Zu Boden gehen, aber mit Stil

Der Tanzstil Voguing, entstanden in der schwulen Subkultur, wird immer beliebter. Fluch und Segen, findet der US-Produzent MikeQ

Streng lineares Schreiten wird beim Voguing durch ausdrucksvollen Hüftschwung gebrochen

Von Sarah Ulrich

Wenn der akkurate Viervierteltakt mit einem brachialen Crash abschließt, ist das auf einem Ballroom-Event das Zeichen für die TänzerInnen. Dann verharren sie in exzentrischer Pose oder schmeißen sich in einem dramatisch-eleganten „Death Drop“ zu Boden – je nach individuellem Stil. Taktgebend ist dabei immer die Musik: frenetischer Ballroom-House, der durch repetitive Elemente und punktierte Beats schon fast ein musikalisches Szenenbild konstruiert.

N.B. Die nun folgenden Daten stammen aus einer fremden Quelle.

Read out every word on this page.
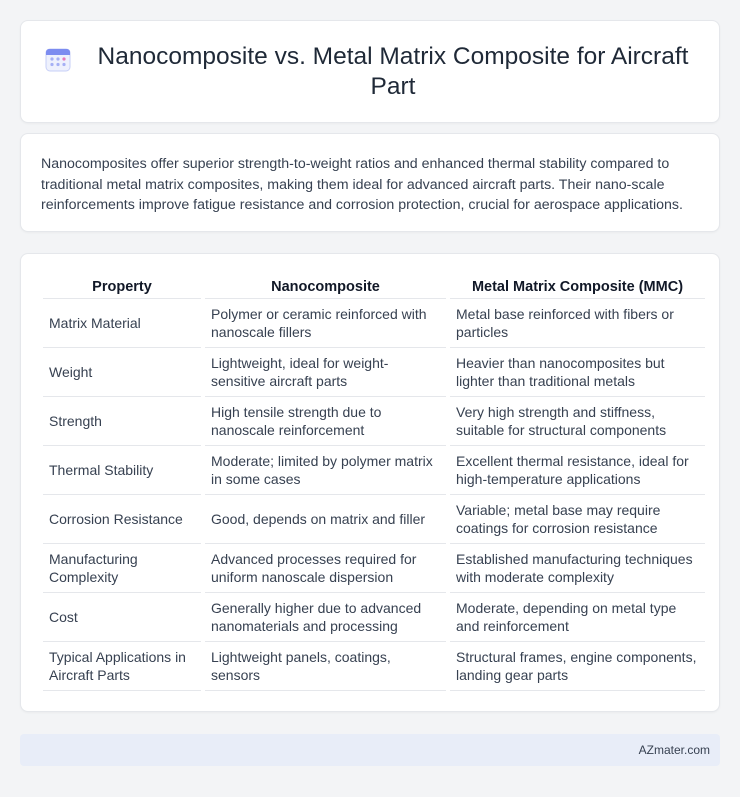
Nanocomposite vs. Metal Matrix Composite for Aircraft Part

Nanocomposites offer superior strength-to-weight ratios and enhanced thermal stability compared to traditional metal matrix composites, making them ideal for advanced aircraft parts. Their nano-scale reinforcements improve fatigue resistance and corrosion protection, crucial for aerospace applications.

Property	Nanocomposite	Metal Matrix Composite (MMC)
Matrix Material	Polymer or ceramic reinforced with nanoscale fillers	Metal base reinforced with fibers or particles
Weight	Lightweight, ideal for weight-sensitive aircraft parts	Heavier than nanocomposites but lighter than traditional metals
Strength	High tensile strength due to nanoscale reinforcement	Very high strength and stiffness, suitable for structural components
Thermal Stability	Moderate; limited by polymer matrix in some cases	Excellent thermal resistance, ideal for high-temperature applications
Corrosion Resistance	Good, depends on matrix and filler	Variable; metal base may require coatings for corrosion resistance
Manufacturing Complexity	Advanced processes required for uniform nanoscale dispersion	Established manufacturing techniques with moderate complexity
Cost	Generally higher due to advanced nanomaterials and processing	Moderate, depending on metal type and reinforcement
Typical Applications in Aircraft Parts	Lightweight panels, coatings, sensors	Structural frames, engine components, landing gear parts
AZmater.com
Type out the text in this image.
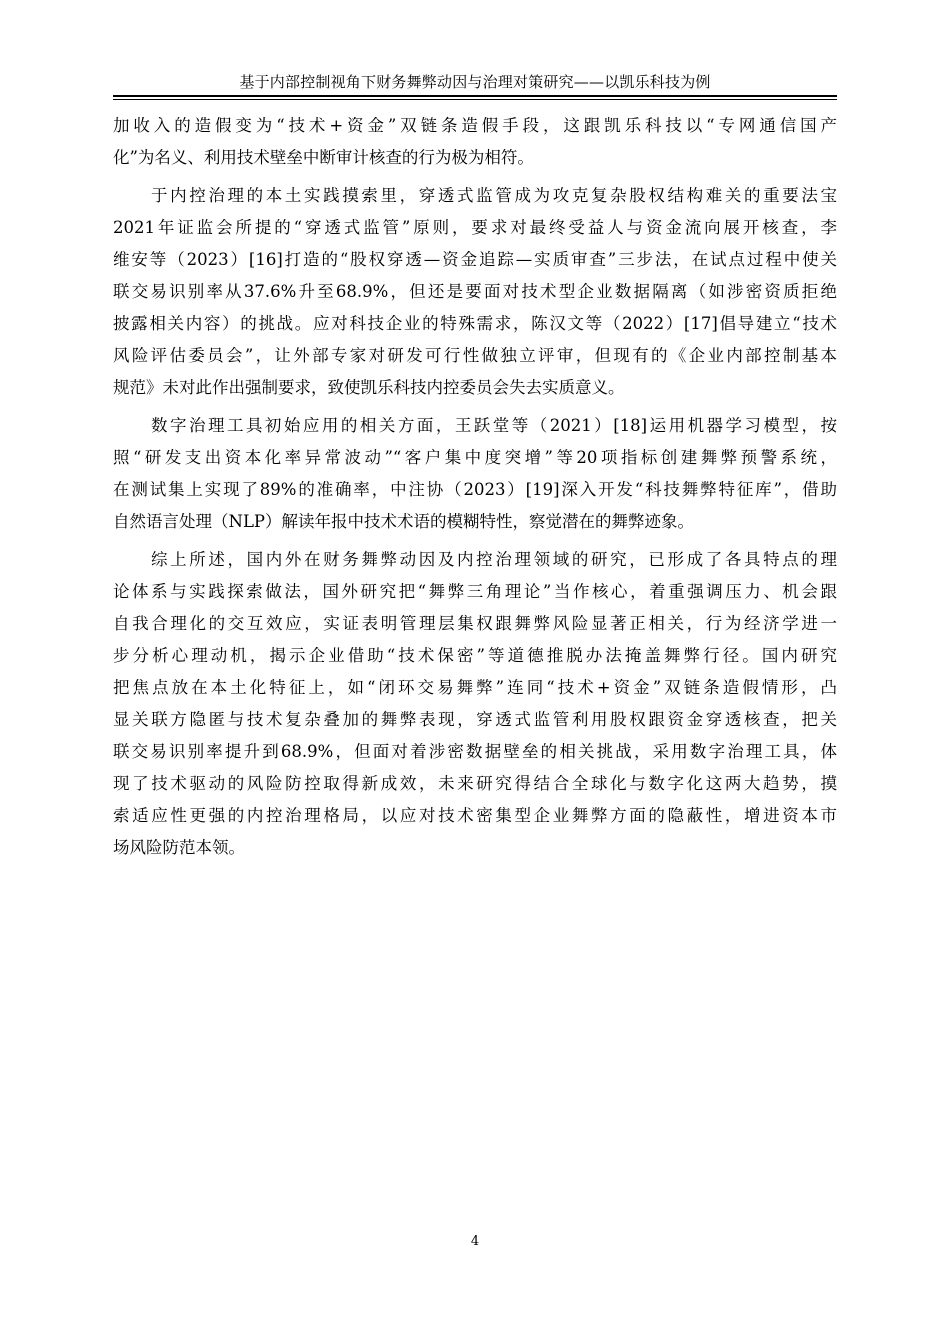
基于内部控制视角下财务舞弊动因与治理对策研究——以凯乐科技为例
加收入的造假变为“技术+资金”双链条造假手段，这跟凯乐科技以“专网通信国产
化”为名义、利用技术壁垒中断审计核查的行为极为相符。
于内控治理的本土实践摸索里，穿透式监管成为攻克复杂股权结构难关的重要法宝
2021年证监会所提的“穿透式监管”原则，要求对最终受益人与资金流向展开核查，李
维安等（2023）[16]打造的“股权穿透—资金追踪—实质审查”三步法，在试点过程中使关
联交易识别率从37.6%升至68.9%，但还是要面对技术型企业数据隔离（如涉密资质拒绝
披露相关内容）的挑战。应对科技企业的特殊需求，陈汉文等（2022）[17]倡导建立“技术
风险评估委员会”，让外部专家对研发可行性做独立评审，但现有的《企业内部控制基本
规范》未对此作出强制要求，致使凯乐科技内控委员会失去实质意义。
数字治理工具初始应用的相关方面，王跃堂等（2021）[18]运用机器学习模型，按
照“研发支出资本化率异常波动”“客户集中度突增”等20项指标创建舞弊预警系统，
在测试集上实现了89%的准确率，中注协（2023）[19]深入开发“科技舞弊特征库”，借助
自然语言处理（NLP）解读年报中技术术语的模糊特性，察觉潜在的舞弊迹象。
综上所述，国内外在财务舞弊动因及内控治理领域的研究，已形成了各具特点的理
论体系与实践探索做法，国外研究把“舞弊三角理论”当作核心，着重强调压力、机会跟
自我合理化的交互效应，实证表明管理层集权跟舞弊风险显著正相关，行为经济学进一
步分析心理动机，揭示企业借助“技术保密”等道德推脱办法掩盖舞弊行径。国内研究
把焦点放在本土化特征上，如“闭环交易舞弊”连同“技术+资金”双链条造假情形，凸
显关联方隐匿与技术复杂叠加的舞弊表现，穿透式监管利用股权跟资金穿透核查，把关
联交易识别率提升到68.9%，但面对着涉密数据壁垒的相关挑战，采用数字治理工具，体
现了技术驱动的风险防控取得新成效，未来研究得结合全球化与数字化这两大趋势，摸
索适应性更强的内控治理格局，以应对技术密集型企业舞弊方面的隐蔽性，增进资本市
场风险防范本领。
4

Der in New Jersey geborene Michael Cox produziert diesen Sound nicht nur, sondern entwickelt ihn auch fortwährend weiter. Unter dem Namen MikeQ ist er einer der Künstler, der die zunehmende Prominenz der ursprünglich in New Yorker Schwulenclubs entstandenen Ballroom-Kultur maßgeblich prägt. Auf zahlreichen kompetitiven Bällen, bei denen Dragqueens, Butch-Queens, Transfrauen und Queer People of Color in verschiedenen Tanz- und Fashion-Kategorien wie „Soft and Cunt“, „Femme Queen Vogue“ oder „Runway“ gegeneinander antreten, steuert MikeQ den Soundtrack bei.

Was durch Rufe wie „yass, bitch“ und „work that pussy“ angetrieben wird, ist eine durch Exzentrik, Selbstbewusstsein und Sexyness lebende Show. Ästhetik und Stil stehen dabei im Zentrum der Performance, die dem von DJ und den Kommentaren des MC vorgegebenen Takt folgt. „Ein Ballroom-Abend lebt von der Triade aus DJ, Kommentator und Performer, alles ist perfekt funktional aufeinander abgestimmt“, sagt MikeQ.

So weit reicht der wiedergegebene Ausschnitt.